Activist investor Starboard Value has taken a significant stake in AI software maker Dynatrace and is calling on the company to accelerate share buybacks and cut costs, according to The Wall Street Journal, which reviewed a draft of a letter from Starboard managing member Peter Feld expected to be delivered to Dynatrace on Tuesday.
According to the draft letter, the firm quietly built its position while holding private discussions with Dynatrace executives over the past several months, ultimately landing among the company's five largest shareholders. The firm believes Dynatrace could return more than $2.5 billion to shareholders over the next three years — well beyond the $1 billion share-repurchase plan Dynatrace announced in February.
In Feld's letter, slowing top-line growth and a lack of investor confidence in any quick turnaround are cited as the primary reasons the stock has lagged. The stock is off more than 15% in 2025, a decline that has come even after Dynatrace, headquartered in Massachusetts, lifted its fiscal 2026 revenue guidance to a range of $2.005 billion to $2.010 billion from its earlier projection of $1.985 billion to $1.995 billion.
On the cost side, Feld's letter points to the sales and marketing budget as a lever for widening margins. Starboard calculates that free cash flow per share could reach above $3.30 — roughly twice the current level — within a three-year window. The letter also states that Dynatrace's board should be open to all paths to maximize shareholder value.
Starboard argues that Dynatrace is well-positioned to benefit from broader corporate adoption of artificial intelligence. Its core product is an AI-driven observability platform designed to give enterprises visibility into and control over their software environments; TD Bank and Air Canada are among the clients listed on its website. Still, Starboard contends its shares trade at a discount to peers in software infrastructure and cybersecurity.

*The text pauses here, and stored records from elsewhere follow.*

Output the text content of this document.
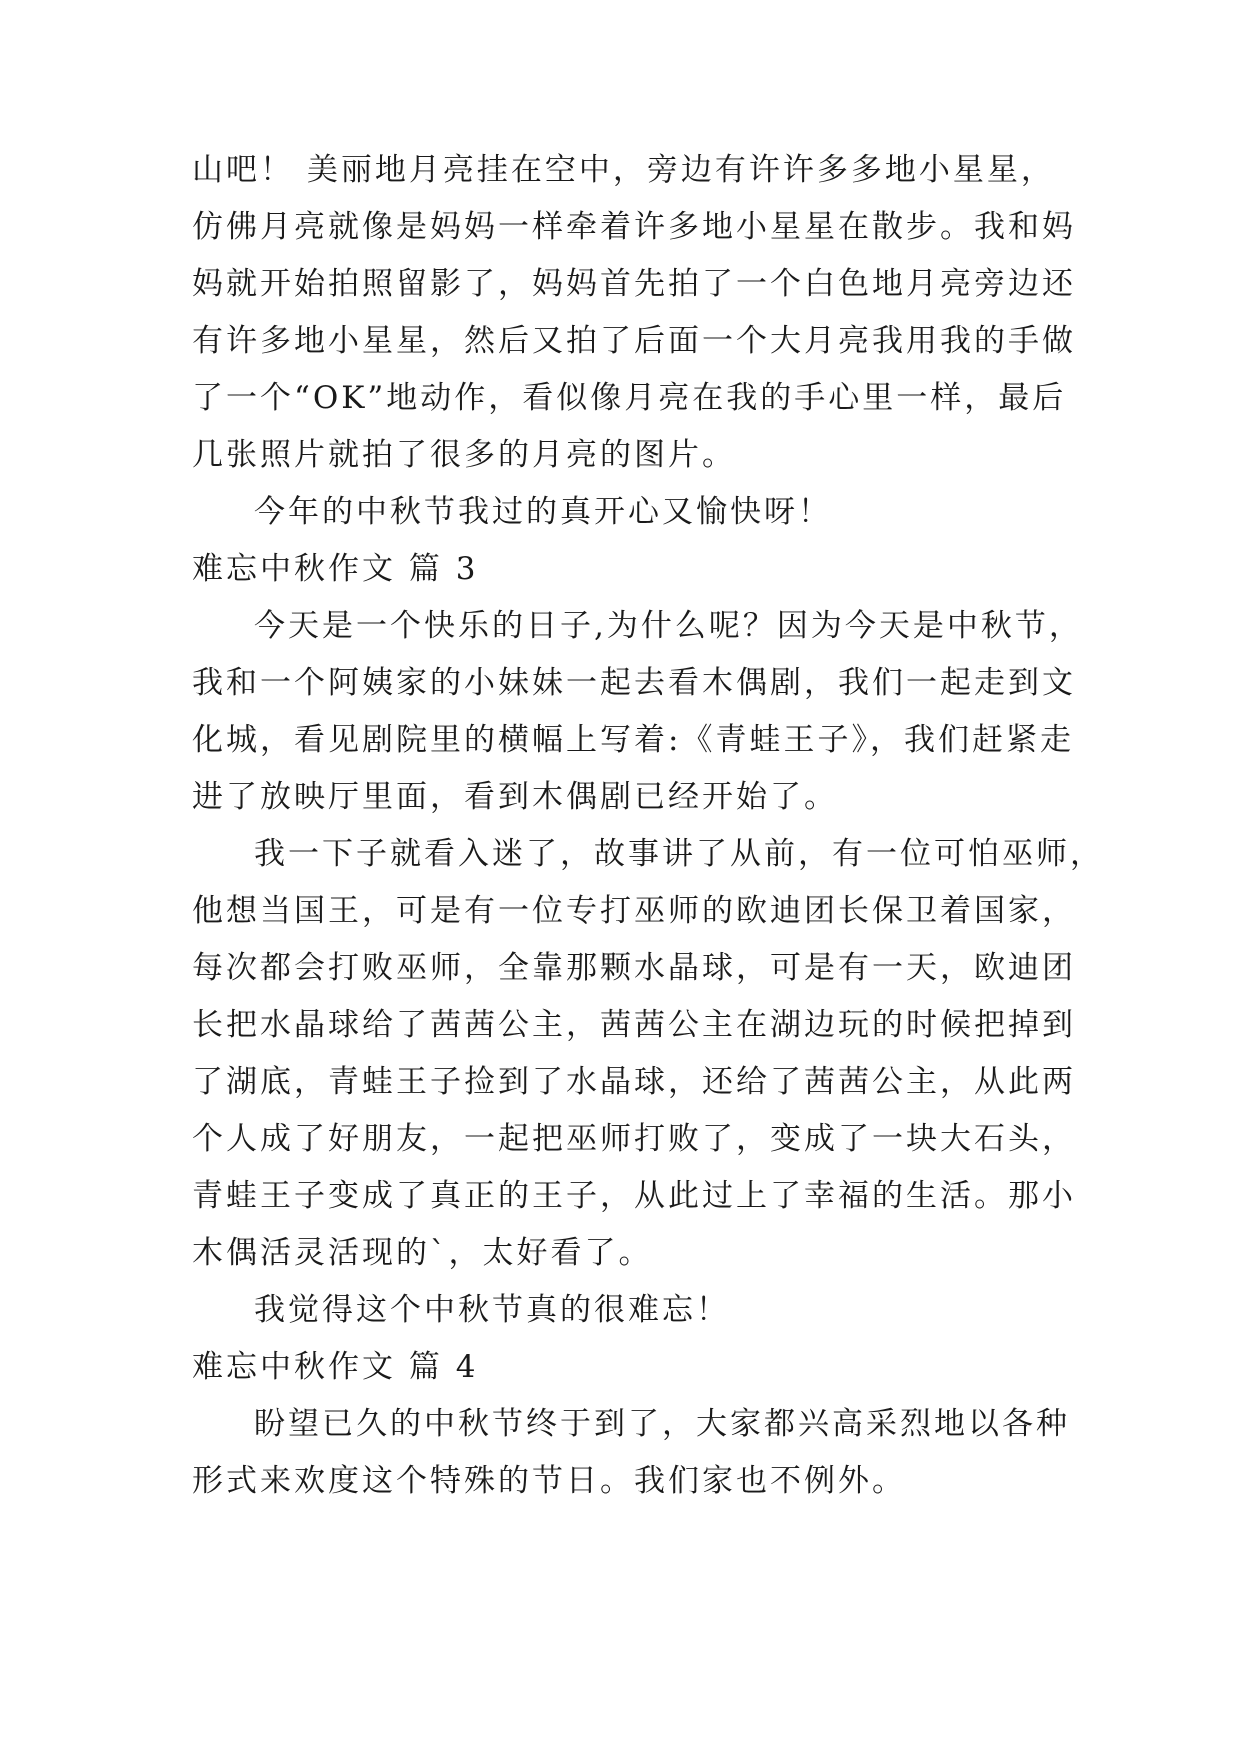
山吧！ 美丽地月亮挂在空中，旁边有许许多多地小星星，
仿佛月亮就像是妈妈一样牵着许多地小星星在散步。我和妈
妈就开始拍照留影了，妈妈首先拍了一个白色地月亮旁边还
有许多地小星星，然后又拍了后面一个大月亮我用我的手做
了一个“OK”地动作，看似像月亮在我的手心里一样，最后
几张照片就拍了很多的月亮的图片。
今年的中秋节我过的真开心又愉快呀！
难忘中秋作文 篇 3
今天是一个快乐的日子,为什么呢？因为今天是中秋节，
我和一个阿姨家的小妹妹一起去看木偶剧，我们一起走到文
化城，看见剧院里的横幅上写着:《青蛙王子》，我们赶紧走
进了放映厅里面，看到木偶剧已经开始了。
我一下子就看入迷了，故事讲了从前，有一位可怕巫师，
他想当国王，可是有一位专打巫师的欧迪团长保卫着国家，
每次都会打败巫师，全靠那颗水晶球，可是有一天，欧迪团
长把水晶球给了茜茜公主，茜茜公主在湖边玩的时候把掉到
了湖底，青蛙王子捡到了水晶球，还给了茜茜公主，从此两
个人成了好朋友，一起把巫师打败了，变成了一块大石头，
青蛙王子变成了真正的王子，从此过上了幸福的生活。那小
木偶活灵活现的`，太好看了。
我觉得这个中秋节真的很难忘！
难忘中秋作文 篇 4
盼望已久的中秋节终于到了，大家都兴高采烈地以各种
形式来欢度这个特殊的节日。我们家也不例外。
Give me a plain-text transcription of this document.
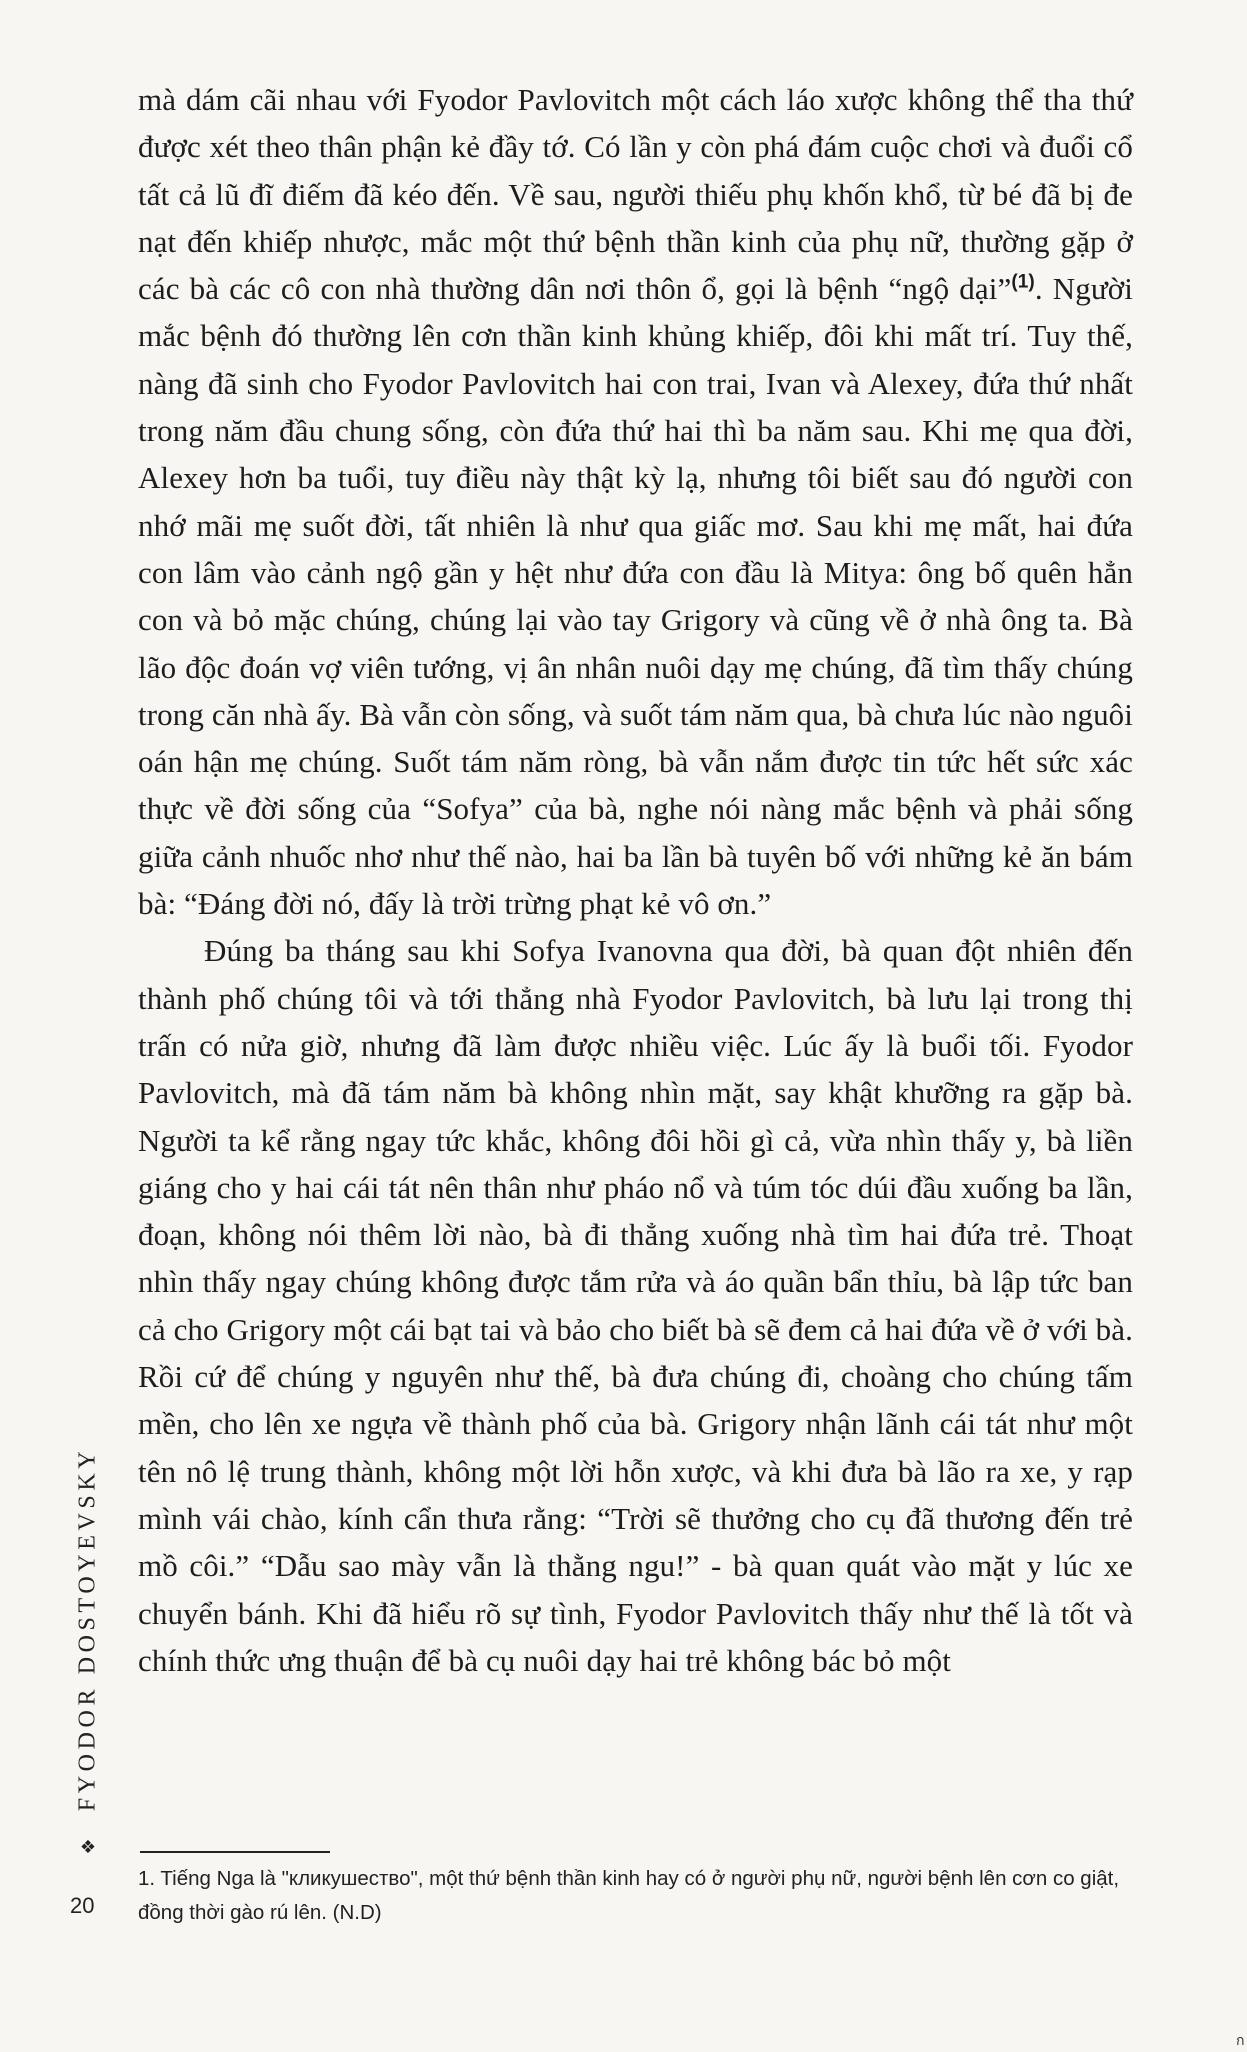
mà dám cãi nhau với Fyodor Pavlovitch một cách láo xược không thể tha thứ được xét theo thân phận kẻ đầy tớ. Có lần y còn phá đám cuộc chơi và đuổi cổ tất cả lũ đĩ điếm đã kéo đến. Về sau, người thiếu phụ khốn khổ, từ bé đã bị đe nạt đến khiếp nhược, mắc một thứ bệnh thần kinh của phụ nữ, thường gặp ở các bà các cô con nhà thường dân nơi thôn ổ, gọi là bệnh “ngộ dại”$^{(1)}$. Người mắc bệnh đó thường lên cơn thần kinh khủng khiếp, đôi khi mất trí. Tuy thế, nàng đã sinh cho Fyodor Pavlovitch hai con trai, Ivan và Alexey, đứa thứ nhất trong năm đầu chung sống, còn đứa thứ hai thì ba năm sau. Khi mẹ qua đời, Alexey hơn ba tuổi, tuy điều này thật kỳ lạ, nhưng tôi biết sau đó người con nhớ mãi mẹ suốt đời, tất nhiên là như qua giấc mơ. Sau khi mẹ mất, hai đứa con lâm vào cảnh ngộ gần y hệt như đứa con đầu là Mitya: ông bố quên hẳn con và bỏ mặc chúng, chúng lại vào tay Grigory và cũng về ở nhà ông ta. Bà lão độc đoán vợ viên tướng, vị ân nhân nuôi dạy mẹ chúng, đã tìm thấy chúng trong căn nhà ấy. Bà vẫn còn sống, và suốt tám năm qua, bà chưa lúc nào nguôi oán hận mẹ chúng. Suốt tám năm ròng, bà vẫn nắm được tin tức hết sức xác thực về đời sống của “Sofya” của bà, nghe nói nàng mắc bệnh và phải sống giữa cảnh nhuốc nhơ như thế nào, hai ba lần bà tuyên bố với những kẻ ăn bám bà: “Đáng đời nó, đấy là trời trừng phạt kẻ vô ơn.”

Đúng ba tháng sau khi Sofya Ivanovna qua đời, bà quan đột nhiên đến thành phố chúng tôi và tới thẳng nhà Fyodor Pavlovitch, bà lưu lại trong thị trấn có nửa giờ, nhưng đã làm được nhiều việc. Lúc ấy là buổi tối. Fyodor Pavlovitch, mà đã tám năm bà không nhìn mặt, say khật khưỡng ra gặp bà. Người ta kể rằng ngay tức khắc, không đôi hồi gì cả, vừa nhìn thấy y, bà liền giáng cho y hai cái tát nên thân như pháo nổ và túm tóc dúi đầu xuống ba lần, đoạn, không nói thêm lời nào, bà đi thẳng xuống nhà tìm hai đứa trẻ. Thoạt nhìn thấy ngay chúng không được tắm rửa và áo quần bẩn thỉu, bà lập tức ban cả cho Grigory một cái bạt tai và bảo cho biết bà sẽ đem cả hai đứa về ở với bà. Rồi cứ để chúng y nguyên như thế, bà đưa chúng đi, choàng cho chúng tấm mền, cho lên xe ngựa về thành phố của bà. Grigory nhận lãnh cái tát như một tên nô lệ trung thành, không một lời hỗn xược, và khi đưa bà lão ra xe, y rạp mình vái chào, kính cẩn thưa rằng: “Trời sẽ thưởng cho cụ đã thương đến trẻ mồ côi.” “Dẫu sao mày vẫn là thằng ngu!” - bà quan quát vào mặt y lúc xe chuyển bánh. Khi đã hiểu rõ sự tình, Fyodor Pavlovitch thấy như thế là tốt và chính thức ưng thuận để bà cụ nuôi dạy hai trẻ không bác bỏ một

FYODOR DOSTOYEVSKY
❖
20

1. Tiếng Nga là "кликушество", một thứ bệnh thần kinh hay có ở người phụ nữ, người bệnh lên cơn co giật, đồng thời gào rú lên. (N.D)

ก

The sector has seen consolidation in recent years. Recent transactions in the space include Palo Alto Networks $PANW' acquisition of Chronosphere, a Dynatrace competitor, for upward of $3 billion, and Cisco $CSCO's $28 billion purchase of Splunk — a company where Starboard had previously taken a position — which closed in late 2023.
After-hours trading saw Dynatrace shares climb 8% on the report. Neither Starboard nor Dynatrace provided comment when contacted, The Journal noted.